In this experiment, the output level has been optimized for use with the MLS. The level of the emitted sweep could have been raised by 15 dB without causing amplifier clipping, and indeed the noise floor dropped exactly by this value when doing so. Thus, an SNR of 100 dB could have been reached with just 10 averages of the sweep. In contrast, it is completely impossible to achieve this high SNR with an MLS measurement, regardless of the level and the number of averages. The loudspeaker used in this setup was a coaxial 12” PA woofer/tweeter combination optimized for high-efficiency. This kind of speaker certainly produces more distortion than high-fidelity types with soft suspension and long voice coils, but even with the latter types, an SNR of 90 dB or better proves unfeasible in MLS-measurements. This is shown with a similar experiment using a small soft-suspension 5” coaxial speaker measured in an anechoic chamber with much shorter excitation signals (Fig. 10b). Again, the level was adjusted so as to achieve optimal SNR with the pink MLS. Fed with the same energy, the pink sweep already yields a better SNR with just one run. Its level adjusted in favor for the MLS was so low that it was possible to increase it by 20 dB without causing clipping of the employed 20-Watt amplifier. Doing so, the distortion products at the end of the period rose considerably, but the SNR still increased almost by the same amount as the additional amplifier gain. With just 10 averages (total measurement length: 3.5 seconds), the 100 dB goal was almost reached. However, driving the transducer considerably into its non-linear range is of course only acceptable in a comparative measurement, in which the transducer itself is not the object of investigation. If the transducer’s frequency response itself shall be estimated, operating in its considerably non-linear range will obviously lead to an apparent loss of sensitivity.
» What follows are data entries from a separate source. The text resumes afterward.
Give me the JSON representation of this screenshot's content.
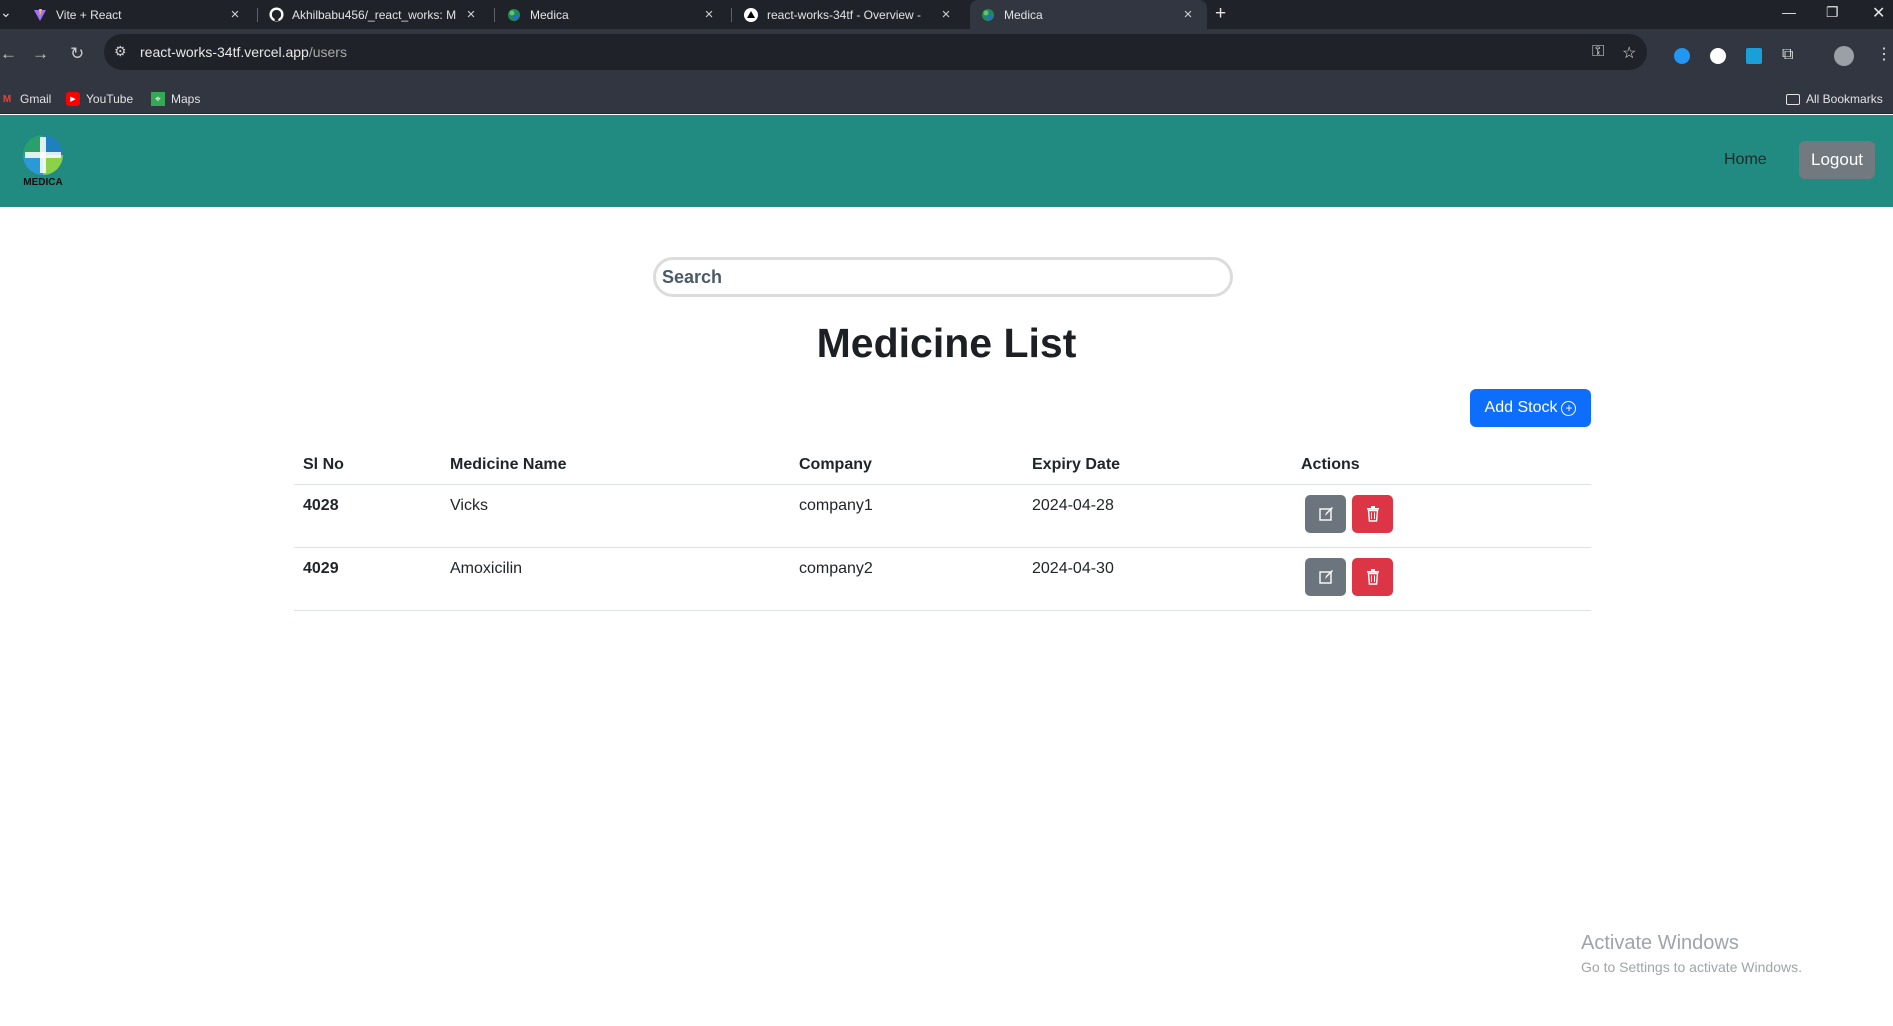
{
  "browser": {
    "tabs": [
      {
        "title": "Vite + React",
        "icon": "vite-icon"
      },
      {
        "title": "Akhilbabu456/_react_works: M",
        "icon": "github-icon"
      },
      {
        "title": "Medica",
        "icon": "medica-icon"
      },
      {
        "title": "react-works-34tf - Overview -",
        "icon": "vercel-icon"
      },
      {
        "title": "Medica",
        "icon": "medica-icon",
        "active": true
      }
    ],
    "url_host": "react-works-34tf.vercel.app",
    "url_path": "/users",
    "bookmarks": [
      {
        "label": "Gmail",
        "icon": "gmail-icon"
      },
      {
        "label": "YouTube",
        "icon": "youtube-icon"
      },
      {
        "label": "Maps",
        "icon": "maps-icon"
      }
    ],
    "all_bookmarks": "All Bookmarks"
  },
  "app": {
    "logo_text": "MEDICA",
    "nav": {
      "home": "Home",
      "logout": "Logout"
    },
    "search_placeholder": "Search",
    "title": "Medicine List",
    "add_stock": "Add Stock",
    "table": {
      "headers": [
        "Sl No",
        "Medicine Name",
        "Company",
        "Expiry Date",
        "Actions"
      ],
      "rows": [
        {
          "id": "4028",
          "name": "Vicks",
          "company": "company1",
          "expiry": "2024-04-28"
        },
        {
          "id": "4029",
          "name": "Amoxicilin",
          "company": "company2",
          "expiry": "2024-04-30"
        }
      ]
    },
    "colors": {
      "navbar": "#218b82",
      "primary": "#0d6efd",
      "danger": "#dc3545",
      "secondary": "#6c757d"
    }
  },
  "os_watermark": {
    "line1": "Activate Windows",
    "line2": "Go to Settings to activate Windows."
  }
}
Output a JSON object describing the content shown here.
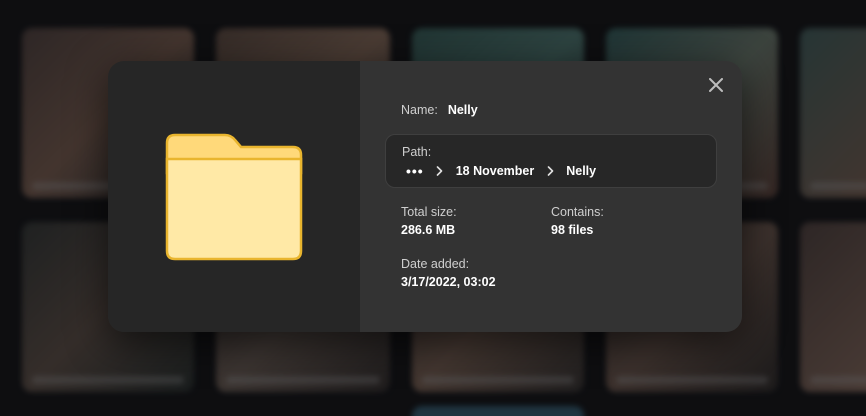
{
  "dialog": {
    "close_icon": "close-icon",
    "preview_icon": "folder-icon",
    "folder_color": "#FFE9A6",
    "folder_tab_color": "#FFD97A",
    "folder_stroke": "#E9B52E",
    "name_label": "Name:",
    "name_value": "Nelly",
    "path_label": "Path:",
    "path": {
      "ellipsis": "•••",
      "crumbs": [
        "18 November",
        "Nelly"
      ]
    },
    "total_size_label": "Total size:",
    "total_size_value": "286.6 MB",
    "contains_label": "Contains:",
    "contains_value": "98 files",
    "date_added_label": "Date added:",
    "date_added_value": "3/17/2022, 03:02"
  }
}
Apart from acoustical measurements, there are more measurement situations in which the required linearity for MLS measurements is not fulfilled. This holds especially for signal paths including psycho-acoustic coders. An obvious example are cellular phones which use very high compression to achieve low bit rates. Preliminary experiments showed that short excitation signals produce unpredictable and erratic results, regardless of whether MLS or sweeps were used. Extending the length to degree 18 at 44.1 kHz
29
sampling rate delivered more or less reliable results with a sweep (linear between 100 Hz to 7 kHz), whereas the measurement with an MLS of same length and coloration produced a very rugged curve that hardly allows recognition of the transfer function (Fig. 11). However, it must be admitted that these results only hold when the IR is transformed to the spectral domain without prior processing. Applying a narrow window with a width of only 80 ms around the main peak relieved the situation to a great extent (Fig. 12). Nonetheless, surprising differences appear above 2 kHz between the measurements with MLS and sweeps. The encoder seems to produce different results for broad-band noise and signals that appear almost sinusoidal in a short term analysis. Another example that certainly appeals more to the audio community than low-fidelity telephone-quality encoding is the popular MPEG 1/layer 3 compression. Fig. 13 shows the transfer function of a coder for the common rate of 128 kbit/s, as measured with MLS and sweep. The advantage of using a sweep becomes overwhelming in this application. In fact, the broad-band noise that the coder must deal with when an MLS is the excitation signal presents the worst case for psycho-acoustic coding. All frequency bands contain energy, so none falls below the masking level that would allow omitting it. Consequently, all bands must be subjected to a fairly coarse quantization to achieve the required bit rate, resulting in distortion that disturbs the MLS measurement significantly. In contrast, the sweep glides through only a couple of bands per analysis interval, allowing one to quantize these with high resolution while discarding the others that contain no signal energy.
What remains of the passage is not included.